Volumes improve with robust festive demand in 2Q; margins hit all-time highs, driven by Seaways segment
* The easing of restrictions and robust festive demand has led to a strong pickup in volumes in the last few months.
* TCI reported all-time high margins of ~13% in 2QFY22. While Seaways saw strong margins with increased freight rates, Freight Services margins were driven by cost control and improved efficiency.
Multimodal capabilities to drive sustainable performance for TCI over the long term
* TCI is among the very few players that provide end-to-end logistic solutions with multimodal capabilities across road freight, rail, and coastal shipping.
* Road freight would benefit from the plunge in diesel prices by ~10% from the tax cuts announced in early Nov’21, which would support margins.

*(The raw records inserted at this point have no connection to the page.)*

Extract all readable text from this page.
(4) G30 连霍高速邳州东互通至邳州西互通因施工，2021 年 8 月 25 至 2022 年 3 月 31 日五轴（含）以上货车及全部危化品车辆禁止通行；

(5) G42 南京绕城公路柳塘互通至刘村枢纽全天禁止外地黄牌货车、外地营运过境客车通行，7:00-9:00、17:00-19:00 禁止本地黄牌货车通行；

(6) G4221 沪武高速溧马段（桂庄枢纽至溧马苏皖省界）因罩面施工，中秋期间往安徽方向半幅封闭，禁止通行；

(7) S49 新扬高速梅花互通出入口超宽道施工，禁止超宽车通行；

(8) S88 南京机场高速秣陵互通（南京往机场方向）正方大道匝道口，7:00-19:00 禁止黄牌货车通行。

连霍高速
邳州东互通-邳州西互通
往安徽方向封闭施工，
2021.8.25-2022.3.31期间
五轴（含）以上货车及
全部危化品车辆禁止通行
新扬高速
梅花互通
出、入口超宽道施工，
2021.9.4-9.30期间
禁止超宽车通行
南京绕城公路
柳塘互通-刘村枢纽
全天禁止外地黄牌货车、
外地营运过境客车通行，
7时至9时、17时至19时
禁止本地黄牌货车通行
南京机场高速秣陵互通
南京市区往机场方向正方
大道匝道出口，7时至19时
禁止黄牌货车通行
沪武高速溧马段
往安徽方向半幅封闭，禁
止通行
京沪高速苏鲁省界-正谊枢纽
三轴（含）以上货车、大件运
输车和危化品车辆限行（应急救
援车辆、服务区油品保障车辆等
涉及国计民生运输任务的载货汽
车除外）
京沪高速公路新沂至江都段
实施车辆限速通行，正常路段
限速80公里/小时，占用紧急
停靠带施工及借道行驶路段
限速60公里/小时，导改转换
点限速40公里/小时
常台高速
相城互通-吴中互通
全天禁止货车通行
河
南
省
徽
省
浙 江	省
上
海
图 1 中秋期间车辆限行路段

* The Supply Chain segment is well-placed to capitalize on the early-mover advantage with its wide service offerings and strong clientele.
* The Seaways segment is expected to grow well with higher volumes and improved realization. The purchase of a new ship in FY23E would help increase the share of the high-margin Seaways segment, aiding earnings growth.
Valuation and view
* We expect the growth momentum to continue with a) the pickup in economic activity, b) the normalization of transportation activity, and c) govt. reforms leading to formalization and market share gains for organized playerssuch as TCI.
* We expect TCI to clock a revenue/EBITDA/PAT CAGR of ~17%/25%/33% over FY21–24E. The stock trades at 14x FY24 EPS. We maintain our Buy rating, with revised TP of INR790/share (16x FY24E EPS).